Director : Edgar Wright
Réalisé en 2013. Avec : Simon Pegg (Gary King), Nick Frost (Andy Knightley), Martin Freeman (Oliver Chamberlain), Paddy Considine (Steven Prince) et Eddie Marsan (Peter Page).
Peu de réalisateurs me font réaliser
à quel point j’ai encore beaucoup à apprendre sur le cinéma autant que Edgar
Wright. Chacun de ses films est tellement intelligemment réalisé et avec un tel
sens de contrôle absolu qu’il égaliserait Wes Anderson (sauf que son contrôle
se retrouve plus au niveau du script). Chacun de ses scénarios se tient avec
une telle précision qu’il est presque impossible de trouver une faille dans une
seule ligne de dialogue. Chaque ligne à une fonction qui sert soit l’histoire,
les personnages ou un moment comique (et a majoritairement plus d’une fonction
à la fois). The World’s End est le
plus récent opus dans la non-officielle « Cornetto Trilogy » et
exemplifie que le réalisateur ne fait qu’améliorer son jeu autant avec une
réalisation toujours aussi solide et des thèmes qui démontrent une maturation
camouflée dans un décors d’action-science-fiction des plus distrayants.
Gary King est un éternel
adolescent. Lui et ses 4 amis du secondaire ont tentés une fois le fameux « Golden
Mile » (boire 12 pintes dans les 12 pubs de leur village d’origine) lors
de leur jeunesse et ont échoués. Pour Gary, l’auto-proclamé King, la vie n’est
allée qu’en descendant à partir de là. Nous le rencontrons dans un cercle d’alcooliques
anonymes qui raconte sa gloire d’antan, se convainquant que s’il peut recréer
la magie de cette soirée, les choses vont s’arranger pour lui. Il réussit donc
à duper ses amis et les ramènent tous dans le trou noir qu’est la nostalgie
sélective, représenté par leur ville natale dont personne n’a de bons souvenirs
(sauf bien évidemment le King). Leur soirée entreprise à contrecœur se révèle
parsemée d’embuches qui ne sont pas de ce monde.

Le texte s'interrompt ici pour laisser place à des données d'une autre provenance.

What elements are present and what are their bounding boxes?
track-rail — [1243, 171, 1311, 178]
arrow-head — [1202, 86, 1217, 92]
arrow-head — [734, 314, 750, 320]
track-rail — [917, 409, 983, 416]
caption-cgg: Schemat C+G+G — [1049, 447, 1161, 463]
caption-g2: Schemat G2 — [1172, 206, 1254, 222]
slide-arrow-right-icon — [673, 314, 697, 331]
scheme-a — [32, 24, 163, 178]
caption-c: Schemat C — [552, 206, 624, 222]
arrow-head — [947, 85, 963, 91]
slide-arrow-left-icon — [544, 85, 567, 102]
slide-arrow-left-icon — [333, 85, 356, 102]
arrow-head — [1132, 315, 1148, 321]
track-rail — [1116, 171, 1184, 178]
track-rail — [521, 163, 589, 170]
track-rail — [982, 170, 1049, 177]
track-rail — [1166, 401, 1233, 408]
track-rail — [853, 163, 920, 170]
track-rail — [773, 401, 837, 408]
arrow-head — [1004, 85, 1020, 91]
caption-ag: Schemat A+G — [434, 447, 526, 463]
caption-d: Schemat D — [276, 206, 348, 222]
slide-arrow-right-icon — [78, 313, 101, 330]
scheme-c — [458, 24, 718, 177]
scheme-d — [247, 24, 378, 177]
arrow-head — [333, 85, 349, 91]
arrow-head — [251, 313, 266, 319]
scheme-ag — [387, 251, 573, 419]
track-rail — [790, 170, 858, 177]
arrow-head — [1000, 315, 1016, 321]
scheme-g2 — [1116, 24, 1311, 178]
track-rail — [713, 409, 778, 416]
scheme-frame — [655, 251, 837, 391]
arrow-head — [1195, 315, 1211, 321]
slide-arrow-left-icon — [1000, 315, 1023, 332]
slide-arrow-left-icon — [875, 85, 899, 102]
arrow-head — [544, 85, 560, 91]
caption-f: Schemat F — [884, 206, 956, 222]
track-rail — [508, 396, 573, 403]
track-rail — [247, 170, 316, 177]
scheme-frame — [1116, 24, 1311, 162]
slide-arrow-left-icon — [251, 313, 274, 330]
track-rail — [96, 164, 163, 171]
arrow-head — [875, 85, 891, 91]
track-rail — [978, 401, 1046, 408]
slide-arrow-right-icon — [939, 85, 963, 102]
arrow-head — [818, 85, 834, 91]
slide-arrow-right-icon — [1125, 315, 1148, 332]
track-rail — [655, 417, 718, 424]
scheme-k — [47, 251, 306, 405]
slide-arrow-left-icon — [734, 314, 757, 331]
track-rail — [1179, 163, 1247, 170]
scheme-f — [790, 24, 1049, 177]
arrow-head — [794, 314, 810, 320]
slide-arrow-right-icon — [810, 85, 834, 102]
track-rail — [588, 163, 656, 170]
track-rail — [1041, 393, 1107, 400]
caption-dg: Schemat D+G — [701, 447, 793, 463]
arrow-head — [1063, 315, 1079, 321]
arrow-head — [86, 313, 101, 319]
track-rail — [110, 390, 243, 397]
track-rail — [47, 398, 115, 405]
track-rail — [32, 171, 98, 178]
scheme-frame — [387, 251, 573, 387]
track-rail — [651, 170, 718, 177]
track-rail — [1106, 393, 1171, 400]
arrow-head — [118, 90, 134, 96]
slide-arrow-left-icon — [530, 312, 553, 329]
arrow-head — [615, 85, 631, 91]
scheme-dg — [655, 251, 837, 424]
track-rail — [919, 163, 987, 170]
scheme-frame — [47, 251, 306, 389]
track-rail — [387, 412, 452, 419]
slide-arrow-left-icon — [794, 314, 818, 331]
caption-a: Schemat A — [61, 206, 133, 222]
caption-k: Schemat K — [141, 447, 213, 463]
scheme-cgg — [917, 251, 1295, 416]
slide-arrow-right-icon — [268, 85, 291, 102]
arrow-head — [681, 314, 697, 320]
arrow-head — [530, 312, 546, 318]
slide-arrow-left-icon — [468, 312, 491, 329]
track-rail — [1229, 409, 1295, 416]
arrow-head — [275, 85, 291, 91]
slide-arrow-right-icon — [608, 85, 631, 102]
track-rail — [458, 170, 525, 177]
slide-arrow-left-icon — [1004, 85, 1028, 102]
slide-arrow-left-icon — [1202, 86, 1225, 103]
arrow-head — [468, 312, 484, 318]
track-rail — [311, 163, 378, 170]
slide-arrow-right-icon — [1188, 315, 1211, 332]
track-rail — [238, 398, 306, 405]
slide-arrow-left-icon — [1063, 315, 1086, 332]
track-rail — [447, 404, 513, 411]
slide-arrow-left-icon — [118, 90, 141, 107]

Le film nous présente une façade,
il nous montre un personnage X dans une ville, mais l’intérêt de l’histoire se
révèle être la découverte de ce qui se cache réellement derrière cette façade
qui se dévoile être de plus en plus être artificielle, pour cacher quelque
chose de plus sombre. Cet aspect (et ce thème) donne au film du mystère qui,
combiné avec un script si complet, nous donne l’envie de vouloir saisir ce
film, de vouloir le suivre jusqu’au bout pour apprendre ce qui nous manque et
comprendre de quelle façon les pièces s’imbriquent les unes dans les autres.
Mais ce ne serait pas un film d’Edgar
Wright si au milieu de toute cette action et ces gags, il n’y avait pas de cœur
et The World’s End comporte en son
centre le message d’amitié le plus mature et le plus douloureux de sa
filmographie. Je n’entrerais pas dans les détails puisqu’ils impliquent des péripéties
du troisième acte du film, mais je peux dire qu’ils montrent une véritable
maturation de la part du réalisateur et de son duo d’amis. C’est un détail qui
est particulièrement digne de célébration puisqu’il démontre une évolution dans
le style du réalisateur et nous indique que nous ne pouvons pas être certains
de ce qu’il nous garde comme prochain long-métrage! Et s’il y a une chose que j’apprécie
au cinéma, c’est de ne pas être certain à quoi m’attendre!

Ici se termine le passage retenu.